Drawing uncompressed YUV frames on iOS with AVSampleBufferDisplayLayer

One of my little projects is OGVKit, a library for playing Ogg and WebM media on iOS, which at some point I want to integrate into the Wikipedia app to fix audio/video playback in articles. (We don’t use MP4/H.264 due to patent licensing concerns, but Apple doesn’t support these formats, so we have to jump through some hoops…)

A trick with working with digital video is that video frames are usually processed, compressed, and stored using the YUV (aka Y’CbCr) colorspace instead of the RGB used in the rest of the digital display pipeline.

This means that you can’t just take the output from a video decoder and blit it to the screen — you need to know how to dig out the pixel data and recombine it into RGB first.

Currently OGVKit draws frames using OpenGL ES, manually attaching the YUV planes as separate textures and doing conversion to RGB in a shader — I actually ported it over from ogv.js‘s WebGL drawing code. But surely a system like iOS with pervasive hardware-accelerated video playback already has some handy way to draw YUV frames?

While researching working with system-standard CMSampleBuffer objects to replace my custom OGVVideoBuffer class, I discovered that iOS 8 and later (and macOS version something) do have a such handy output path: AVSampleBufferDisplayLayer. This guy has three special tricks:

  • CMSampleBuffer objects go in, pretty pictures on screen come out!
  • Can manage a queue of buffers, synchronizing display times to a provided clock!
  • If you pass compressed H.264 buffers, it handles decompression transparently!

I’m decompressing from a format AVFoundation doesn’t grok so the transparent decompression isn’t interesting to me, but since it claimed to accept uncompressed buffers too I figured this might simplify my display output path…

The queue system sounds like it might simplify my timing and state management, but is a bigger change to my code to make so I haven’t tried it yet. You can also tell it to display one frame at a time, which means I can use my existing timing code for now.

There are however two major caveats:

  • AVSampleBufferDisplayLayer isn’t available on tvOS… so I’ll probably end up repackaging the OpenGL output path as an AVSampleBufferDisplayLayer lookalike eventually to try an Apple TV port. 🙂
  • Uncompressed frames must be in a very particular format or you get no visible output and no error messages.

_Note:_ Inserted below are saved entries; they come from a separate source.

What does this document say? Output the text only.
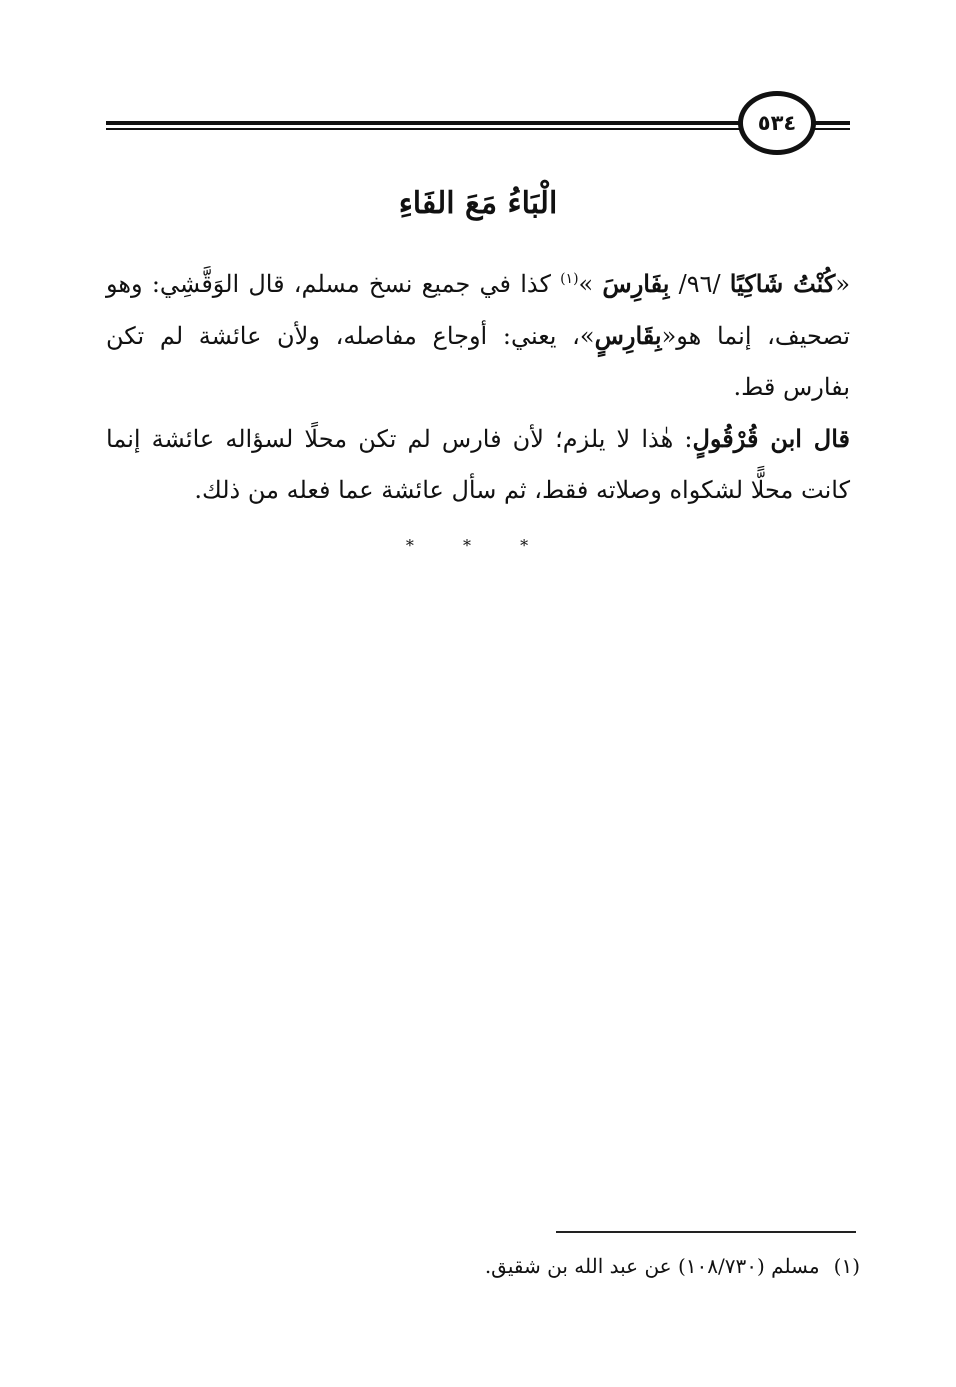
٥٣٤
الْبَاءُ مَعَ الفَاءِ

«كُنْتُ شَاكِيًا /٩٦/ بِفَارِسَ »$^{(١)}$ كذا في جميع نسخ مسلم، قال الوَقَّشِي: وهو تصحيف، إنما هو«بِقَارِسٍ»، يعني: أوجاع مفاصله، ولأن عائشة لم تكن بفارس قط.

قال ابن قُرْقُولٍ: هٰذا لا يلزم؛ لأن فارس لم تكن محلًا لسؤاله عائشة إنما كانت محلًّا لشكواه وصلاته فقط، ثم سأل عائشة عما فعله من ذلك.

* * *
(١)مسلم (١٠٨/٧٣٠) عن عبد الله بن شقيق.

Specifically, it wants a CMSampleBuffer backed by a CVPixelBuffer that’s IOSurface-backed, using bi-planar YUV 4:2:0 pixel format (kCVPixelFormatType_420YpCbCr8BiPlanarVideoRange
or kCVPixelFormatType_420YpCbCr8BiPlanarFullRange). However libtheora and libvpx produce output in traditional tri-planar format, with separate Y, U and V planes. This meant I had to create buffers in appropriate format with appropriate backing memory, copy the Y plane, and then interleave the U and V planes into a single chroma muddle.

My first super-naive attempt took 10ms per 1080p frame to copy on an iPad Pro, which pretty solidly negated any benefits of using a system utility. Then I realized I had a really crappy loop around every pixel. 😉

Using memcpy — a highly optimized system function — to copy the luma lines cut the time down to 3-4ms per frame. A little loop unrolling on the chroma interleave brought it to 2-3ms, and I was able to get it down to about 1ms per frame using a couple ARM-specific vector intrinsic functions, inspired by assembly code I found googling around for YUV layout conversions.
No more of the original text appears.